Sem alternativas, parte desse grupo se apoia em familiares ou tenta recomeçar na informalidade e no empreendedorismo, como fez Luciane. Outras se reinventam, abrindo pequenos negócios ou prestando serviços como autônomas.
Nelly Carla Vila, 57 anos, se identificou com o termo francês NER. Ela está há dois meses em busca de recolocação no mercado e já enfrentou golpes com e-mails falsos e propostas de emprego fraudulentas, que solicitam seus dados pessoais.
“Essa falta do olho no olho no processo de contratação tem afastado justamente os profissionais com experiência, maturidade e capacidade de relacionamento”, afirmou.

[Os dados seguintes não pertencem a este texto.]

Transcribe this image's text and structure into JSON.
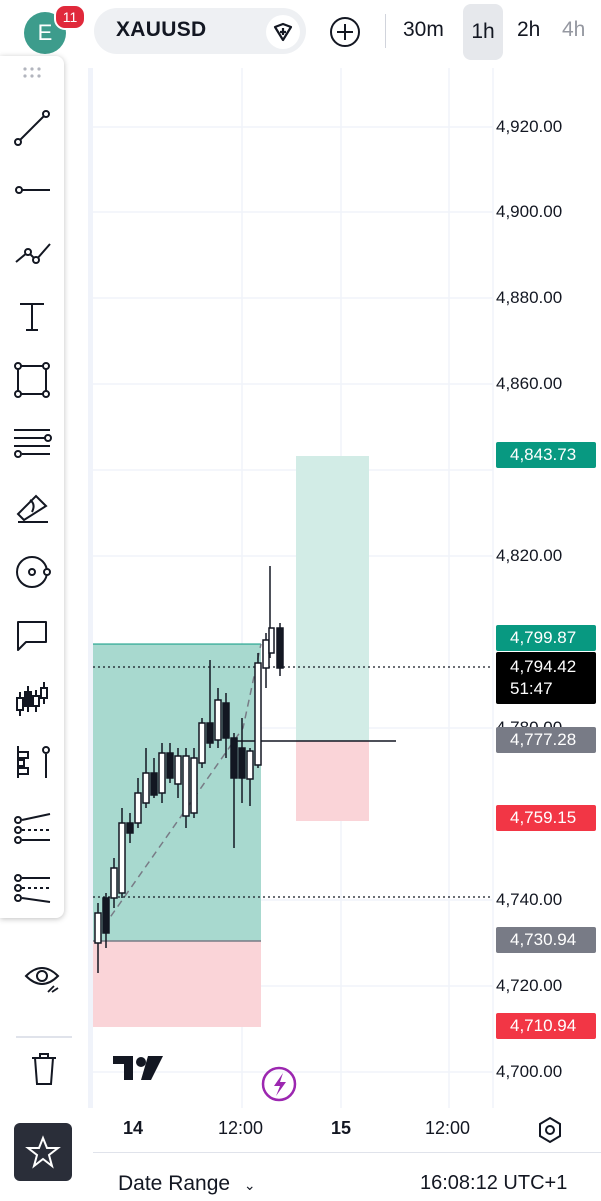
{
  "user": {
    "avatar_letter": "E",
    "notification_count": "11"
  },
  "symbol": {
    "name": "XAUUSD"
  },
  "timeframes": [
    {
      "label": "30m",
      "active": false
    },
    {
      "label": "1h",
      "active": true
    },
    {
      "label": "2h",
      "active": false
    },
    {
      "label": "4h",
      "active": false
    }
  ],
  "price_axis": [
    "4,920.00",
    "4,900.00",
    "4,880.00",
    "4,860.00",
    "4,820.00",
    "4,780.00",
    "4,740.00",
    "4,720.00",
    "4,700.00"
  ],
  "price_badges": {
    "target_long": "4,843.73",
    "target_short_top": "4,799.87",
    "current_price": "4,794.42",
    "countdown": "51:47",
    "entry": "4,777.28",
    "stop_short": "4,759.15",
    "entry_long": "4,730.94",
    "stop_long": "4,710.94"
  },
  "time_axis": [
    "14",
    "12:00",
    "15",
    "12:00"
  ],
  "bottom": {
    "date_range_label": "Date Range",
    "clock": "16:08:12 UTC+1"
  },
  "toolbar_tools": [
    "trend-line",
    "horizontal-ray",
    "path",
    "text",
    "rectangle",
    "fib-retracement",
    "brush",
    "circle",
    "callout",
    "pattern",
    "forecast",
    "long-position",
    "short-position"
  ],
  "colors": {
    "green": "#089981",
    "red": "#f23645",
    "gray": "#787b86",
    "long_fill": "#a8d9cf",
    "short_fill": "#fad4d8"
  }
}
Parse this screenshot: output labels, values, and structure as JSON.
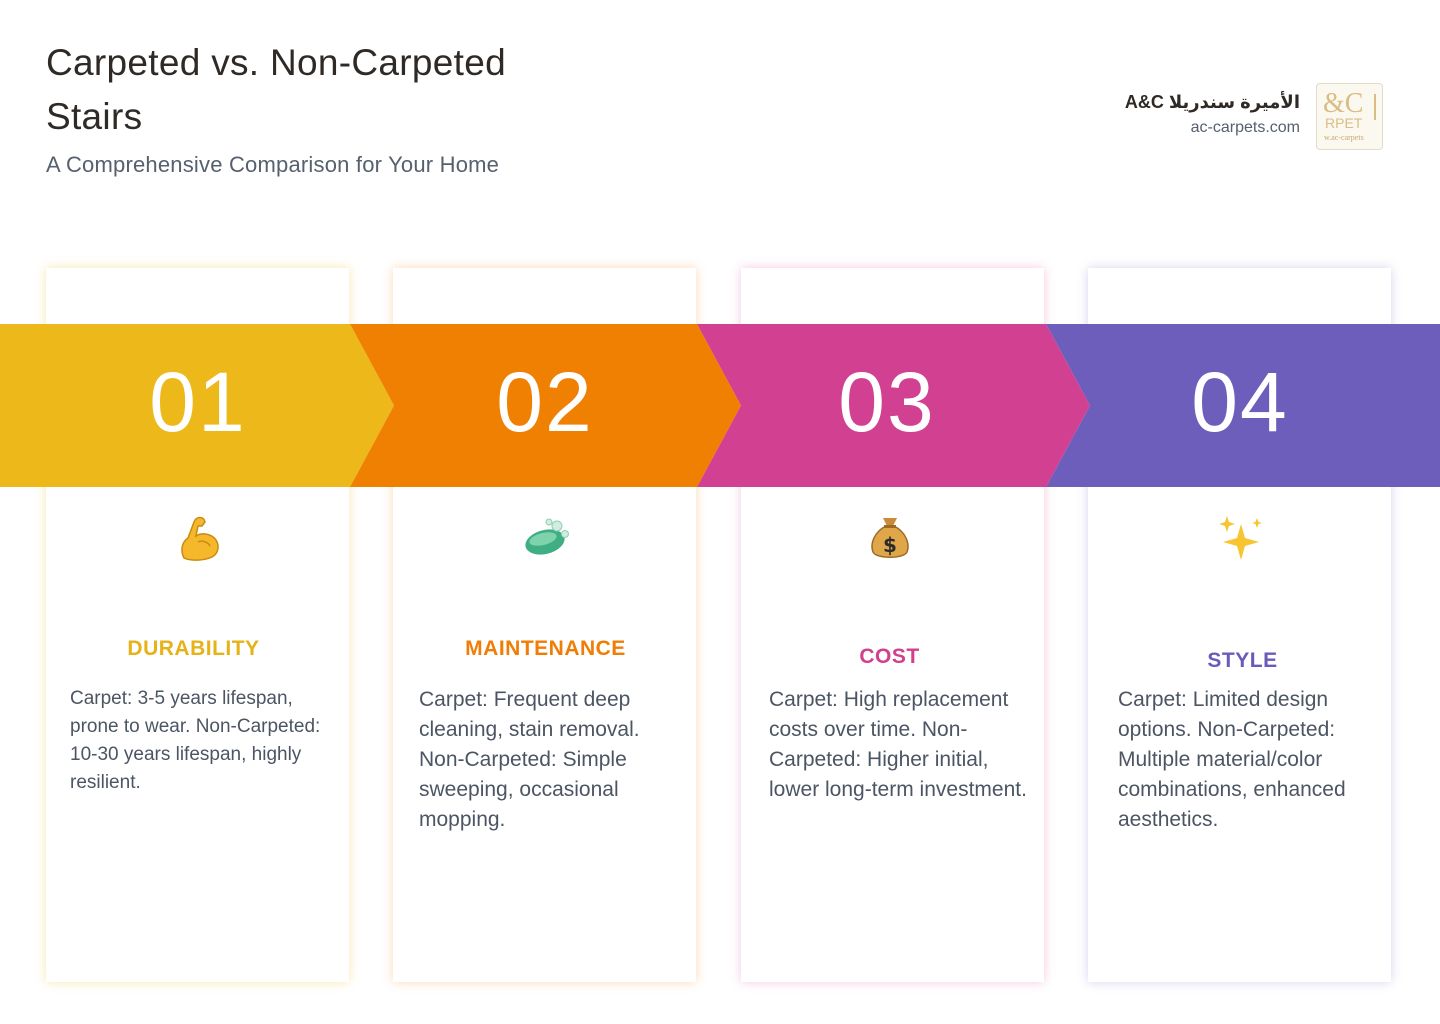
{
  "header": {
    "title": "Carpeted vs. Non-Carpeted Stairs",
    "subtitle": "A Comprehensive Comparison for Your Home"
  },
  "brand": {
    "name": "الأميرة سندريلا A&C",
    "url": "ac-carpets.com",
    "logo_text": [
      "&C",
      "RPET",
      "w.ac-carpets"
    ]
  },
  "colors": {
    "yellow": "#ecb81a",
    "orange": "#f08002",
    "pink": "#d24092",
    "purple": "#6e5ebc"
  },
  "steps": [
    {
      "number": "01",
      "icon": "flexed-biceps-icon",
      "heading": "DURABILITY",
      "text": "Carpet: 3-5 years lifespan, prone to wear. Non-Carpeted: 10-30 years lifespan, highly resilient."
    },
    {
      "number": "02",
      "icon": "soap-icon",
      "heading": "MAINTENANCE",
      "text": "Carpet: Frequent deep cleaning, stain removal. Non-Carpeted: Simple sweeping, occasional mopping."
    },
    {
      "number": "03",
      "icon": "money-bag-icon",
      "heading": "COST",
      "text": "Carpet: High replacement costs over time. Non-Carpeted: Higher initial, lower long-term investment."
    },
    {
      "number": "04",
      "icon": "sparkles-icon",
      "heading": "STYLE",
      "text": "Carpet: Limited design options. Non-Carpeted: Multiple material/color combinations, enhanced aesthetics."
    }
  ]
}
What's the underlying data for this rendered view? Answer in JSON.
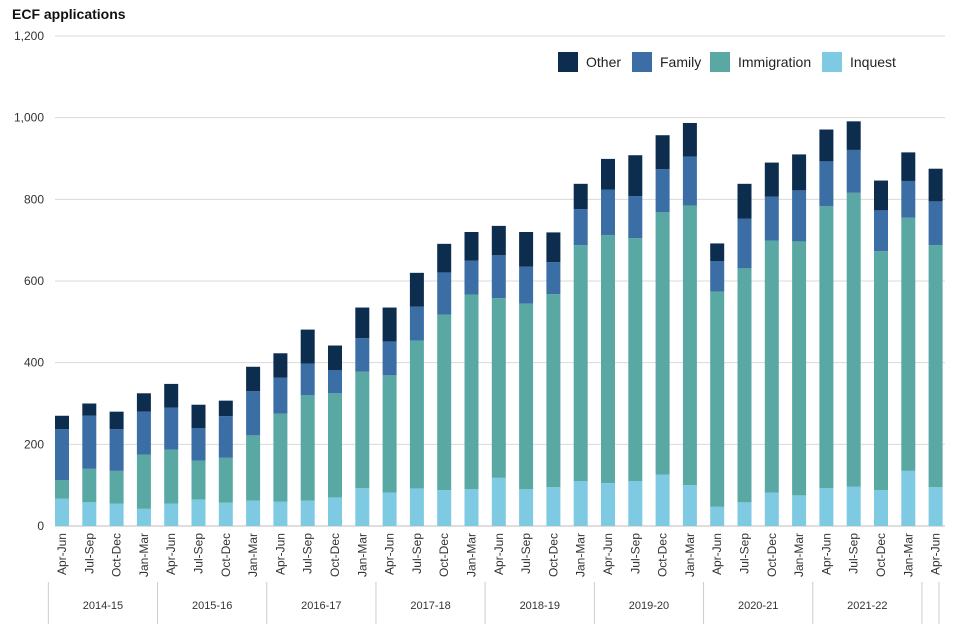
{
  "chart_data": {
    "type": "bar",
    "stacked": true,
    "title": "ECF applications",
    "xlabel": "",
    "ylabel": "",
    "ylim": [
      0,
      1200
    ],
    "yticks": [
      0,
      200,
      400,
      600,
      800,
      1000,
      1200
    ],
    "ytick_labels": [
      "0",
      "200",
      "400",
      "600",
      "800",
      "1,000",
      "1,200"
    ],
    "grid": true,
    "legend_position": "top-right",
    "categories": [
      "Apr-Jun",
      "Jul-Sep",
      "Oct-Dec",
      "Jan-Mar",
      "Apr-Jun",
      "Jul-Sep",
      "Oct-Dec",
      "Jan-Mar",
      "Apr-Jun",
      "Jul-Sep",
      "Oct-Dec",
      "Jan-Mar",
      "Apr-Jun",
      "Jul-Sep",
      "Oct-Dec",
      "Jan-Mar",
      "Apr-Jun",
      "Jul-Sep",
      "Oct-Dec",
      "Jan-Mar",
      "Apr-Jun",
      "Jul-Sep",
      "Oct-Dec",
      "Jan-Mar",
      "Apr-Jun",
      "Jul-Sep",
      "Oct-Dec",
      "Jan-Mar",
      "Apr-Jun",
      "Jul-Sep",
      "Oct-Dec",
      "Jan-Mar",
      "Apr-Jun"
    ],
    "groups": [
      {
        "label": "2014-15",
        "count": 4
      },
      {
        "label": "2015-16",
        "count": 4
      },
      {
        "label": "2016-17",
        "count": 4
      },
      {
        "label": "2017-18",
        "count": 4
      },
      {
        "label": "2018-19",
        "count": 4
      },
      {
        "label": "2019-20",
        "count": 4
      },
      {
        "label": "2020-21",
        "count": 4
      },
      {
        "label": "2021-22",
        "count": 4
      },
      {
        "label": "",
        "count": 1
      }
    ],
    "series": [
      {
        "name": "Inquest",
        "color": "#7ecae3",
        "values": [
          67,
          58,
          55,
          42,
          55,
          65,
          57,
          62,
          60,
          62,
          70,
          93,
          82,
          92,
          88,
          90,
          118,
          90,
          95,
          110,
          105,
          110,
          126,
          100,
          47,
          58,
          82,
          75,
          93,
          96,
          88,
          135,
          95
        ]
      },
      {
        "name": "Immigration",
        "color": "#5aa8a4",
        "values": [
          45,
          82,
          80,
          133,
          132,
          95,
          110,
          160,
          215,
          258,
          255,
          285,
          287,
          362,
          430,
          477,
          440,
          455,
          473,
          578,
          607,
          595,
          643,
          685,
          527,
          573,
          617,
          622,
          690,
          720,
          585,
          620,
          593
        ]
      },
      {
        "name": "Family",
        "color": "#3a6ea5",
        "values": [
          125,
          130,
          102,
          105,
          103,
          80,
          102,
          108,
          88,
          78,
          57,
          82,
          83,
          83,
          103,
          83,
          105,
          90,
          78,
          88,
          112,
          103,
          105,
          120,
          75,
          122,
          108,
          125,
          110,
          105,
          100,
          90,
          107
        ]
      },
      {
        "name": "Other",
        "color": "#0d2d4e",
        "values": [
          33,
          30,
          43,
          45,
          58,
          57,
          38,
          60,
          60,
          83,
          60,
          75,
          83,
          83,
          70,
          70,
          72,
          85,
          73,
          62,
          75,
          100,
          83,
          82,
          43,
          85,
          83,
          88,
          78,
          70,
          73,
          70,
          80
        ]
      }
    ],
    "legend_order": [
      "Other",
      "Family",
      "Immigration",
      "Inquest"
    ]
  }
}
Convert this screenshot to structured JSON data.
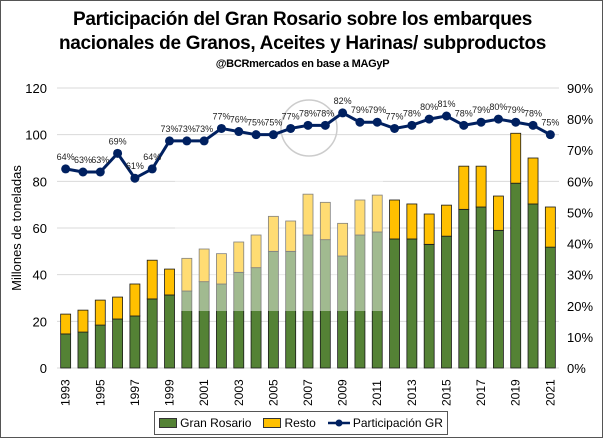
{
  "chart_data": {
    "type": "bar",
    "stacked": true,
    "title": "Participación del Gran Rosario sobre los embarques nacionales de Granos, Aceites y Harinas/ subproductos",
    "title_line1": "Participación del Gran Rosario sobre los embarques",
    "title_line2": "nacionales de Granos, Aceites y Harinas/ subproductos",
    "subtitle": "@BCRmercados en base a MAGyP",
    "ylabel": "Millones de toneladas",
    "ylim": [
      0,
      120
    ],
    "y_ticks": [
      "0",
      "20",
      "40",
      "60",
      "80",
      "100",
      "120"
    ],
    "y2lim": [
      0,
      90
    ],
    "y2_ticks": [
      "0%",
      "10%",
      "20%",
      "30%",
      "40%",
      "50%",
      "60%",
      "70%",
      "80%",
      "90%"
    ],
    "grid": true,
    "legend_position": "bottom",
    "categories": [
      "1993",
      "1994",
      "1995",
      "1996",
      "1997",
      "1998",
      "1999",
      "2000",
      "2001",
      "2002",
      "2003",
      "2004",
      "2005",
      "2006",
      "2007",
      "2008",
      "2009",
      "2010",
      "2011",
      "2012",
      "2013",
      "2014",
      "2015",
      "2016",
      "2017",
      "2018",
      "2019",
      "2020",
      "2021"
    ],
    "x_tick_labels": [
      "1993",
      "1995",
      "1997",
      "1999",
      "2001",
      "2003",
      "2005",
      "2007",
      "2009",
      "2011",
      "2013",
      "2015",
      "2017",
      "2019",
      "2021"
    ],
    "series": [
      {
        "name": "Gran Rosario",
        "type": "bar",
        "color": "#548235",
        "values": [
          14.6,
          15.4,
          18.4,
          21,
          22.3,
          29.6,
          31.3,
          33,
          37,
          36,
          41,
          43,
          50,
          50,
          57,
          55,
          48,
          57,
          58.3,
          55.3,
          55.3,
          53,
          56.5,
          68,
          69,
          59,
          79.2,
          70.3,
          51.8
        ]
      },
      {
        "name": "Resto",
        "type": "bar",
        "color": "#FFC000",
        "values": [
          8.5,
          9.4,
          10.7,
          9.4,
          13.7,
          16.6,
          11.1,
          14,
          14,
          13,
          13,
          14,
          15,
          13,
          17.5,
          16,
          14,
          15,
          15.8,
          16.7,
          15,
          13,
          13.3,
          18.5,
          17.5,
          14.7,
          21.4,
          19.7,
          17.2
        ]
      },
      {
        "name": "Participación GR",
        "type": "line",
        "axis": "secondary",
        "color": "#002060",
        "values": [
          64,
          63,
          63,
          69,
          61,
          64,
          73,
          73,
          73,
          77,
          76,
          75,
          75,
          77,
          78,
          78,
          82,
          79,
          79,
          77,
          78,
          80,
          81,
          78,
          79,
          80,
          79,
          78,
          75
        ],
        "labels": [
          "64%",
          "63%",
          "63%",
          "69%",
          "61%",
          "64%",
          "73%",
          "73%",
          "73%",
          "77%",
          "76%",
          "75%",
          "75%",
          "77%",
          "78%",
          "78%",
          "82%",
          "79%",
          "79%",
          "77%",
          "78%",
          "80%",
          "81%",
          "78%",
          "79%",
          "80%",
          "79%",
          "78%",
          "75%"
        ]
      }
    ]
  }
}
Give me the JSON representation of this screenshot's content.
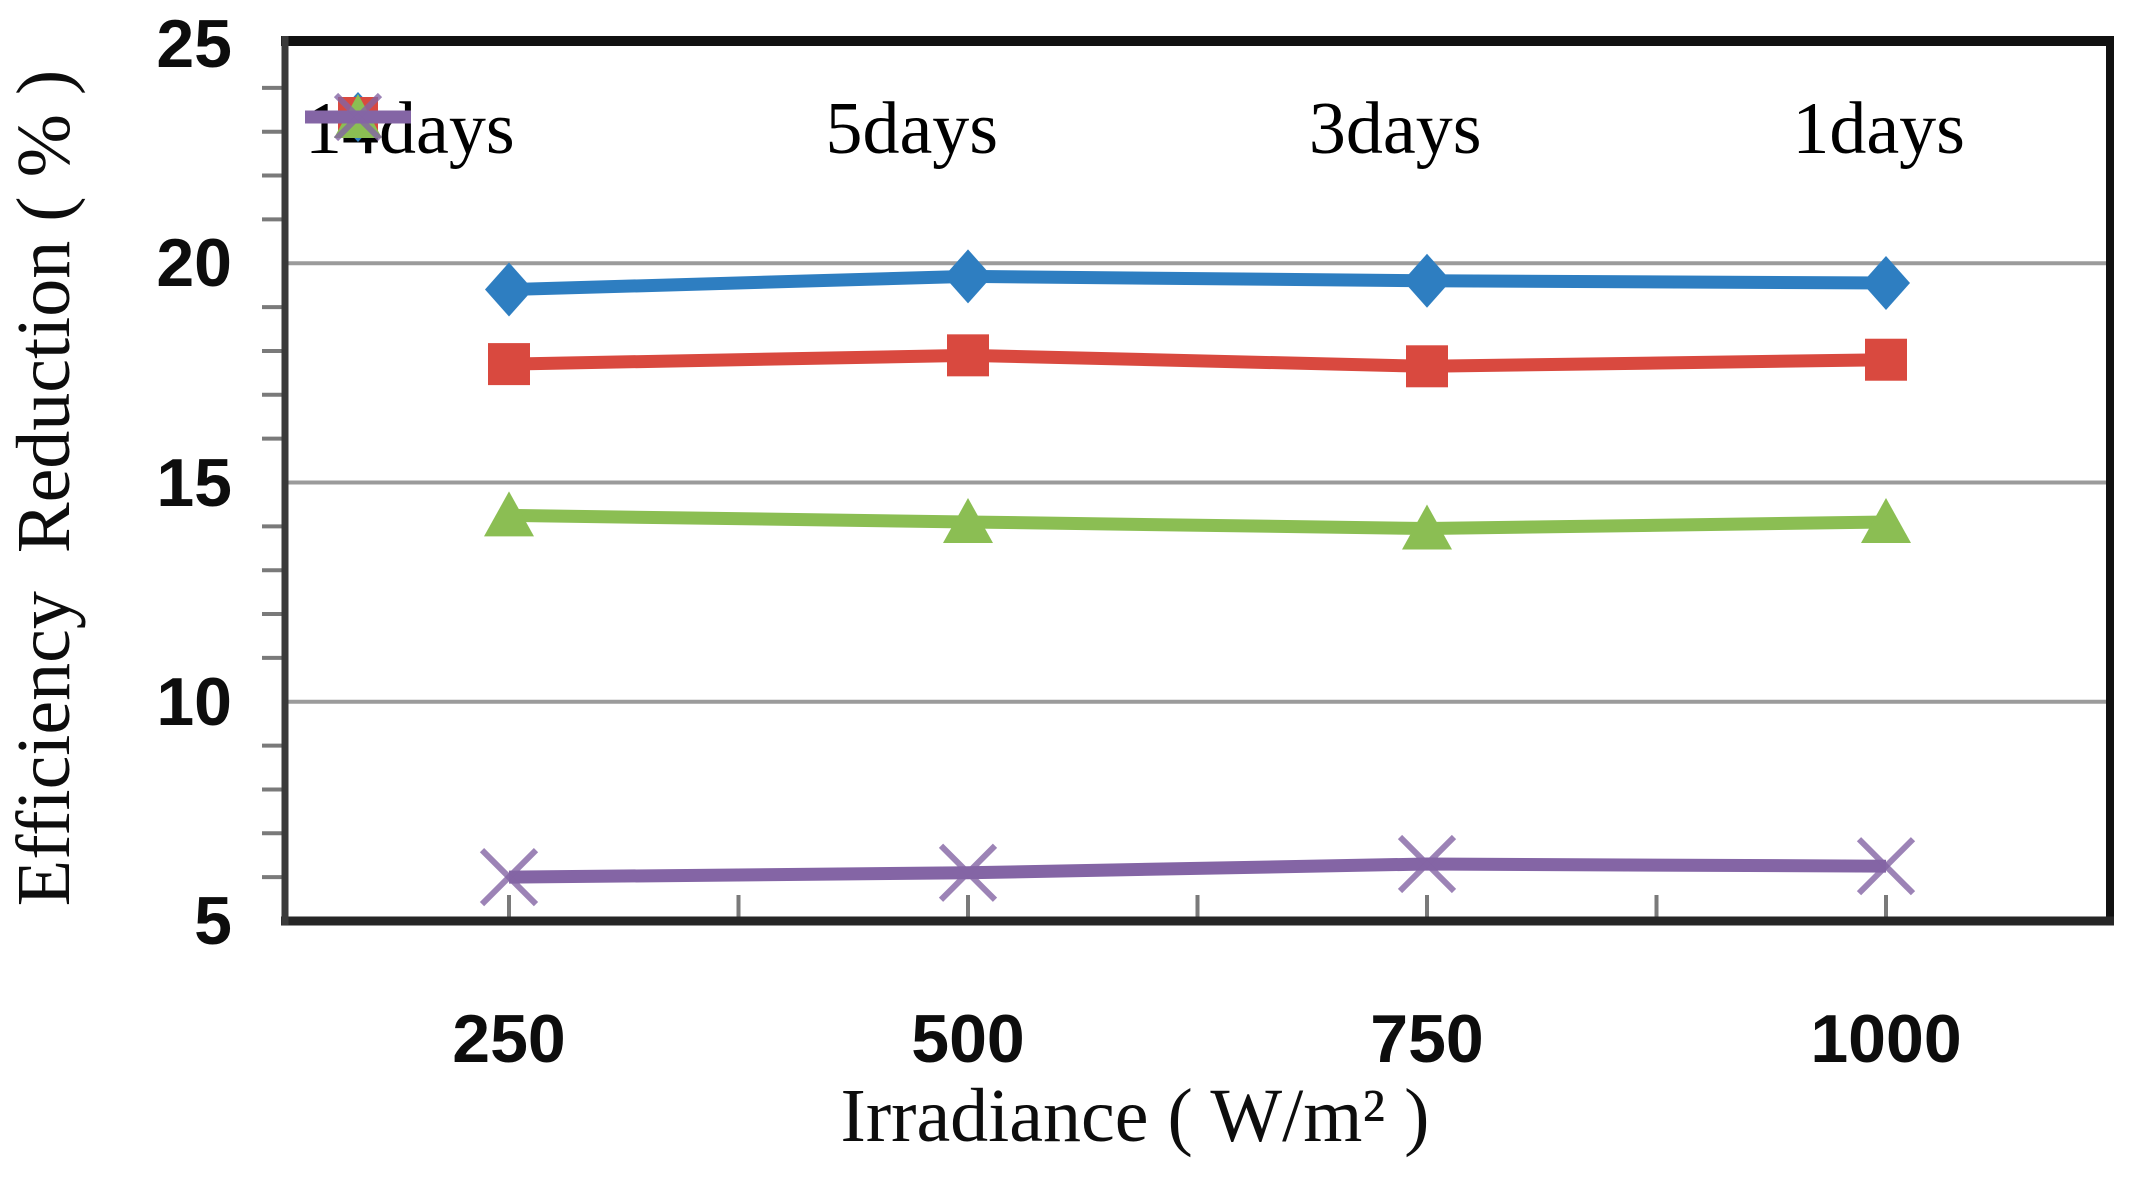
{
  "figure": {
    "background": "#ffffff",
    "border_color": "#1a1a1a",
    "gridline_color": "#9b9b9b",
    "tick_color": "#7a7a7a"
  },
  "chart_data": {
    "type": "line",
    "title": "",
    "xlabel": "Irradiance ( W/m² )",
    "ylabel": "Efficiency  Reduction ( % )",
    "categories": [
      250,
      500,
      750,
      1000
    ],
    "x_tick_labels": [
      "250",
      "500",
      "750",
      "1000"
    ],
    "y_tick_labels": [
      "25",
      "20",
      "15",
      "10",
      "5"
    ],
    "y_tick_values": [
      25,
      20,
      15,
      10,
      5
    ],
    "ylim": [
      5,
      25
    ],
    "minor_y_tick_step": 1,
    "gridline_values": [
      20,
      15,
      10
    ],
    "grid": "horizontal-major",
    "legend_position": "top-inside-row",
    "series": [
      {
        "name": "14days",
        "color": "#2E7EC1",
        "marker": "diamond",
        "values": [
          19.4,
          19.7,
          19.6,
          19.55
        ]
      },
      {
        "name": "5days",
        "color": "#D9493F",
        "marker": "square",
        "values": [
          17.7,
          17.9,
          17.65,
          17.8
        ]
      },
      {
        "name": "3days",
        "color": "#8BBE53",
        "marker": "triangle",
        "values": [
          14.25,
          14.1,
          13.95,
          14.1
        ]
      },
      {
        "name": "1days",
        "color": "#8465A5",
        "marker": "x",
        "values": [
          6.0,
          6.1,
          6.3,
          6.25
        ]
      }
    ]
  }
}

Ela observa que as empresas ainda priorizam candidatos mais jovens e que o recrutamento se tornou cada vez mais impessoal. “São testes, formulários, plataformas, algoritmos. E tudo isso, muitas vezes, não mede o que realmente importa, como caráter, responsabilidade, ética e vontade de trabalhar”, disse.
Stella ressalta que o impacto do etarismo é desigual entre gêneros. “É um fenômeno que vem atingindo mais as mulheres do que os homens. Não à toa, vemos menos mulheres em cargos de alta liderança e com carreiras mais longevas”, conta.
Para Stella, enfrentar o problema exige incentivos à progressão de carreira e mudanças na cultura corporativa. “É preciso que RHs e lideranças contratem sem olhar apenas para idade, formação ou bairro, critérios ainda muito estereotipados, mas que seguem acontecendo nas empresas”, afirma.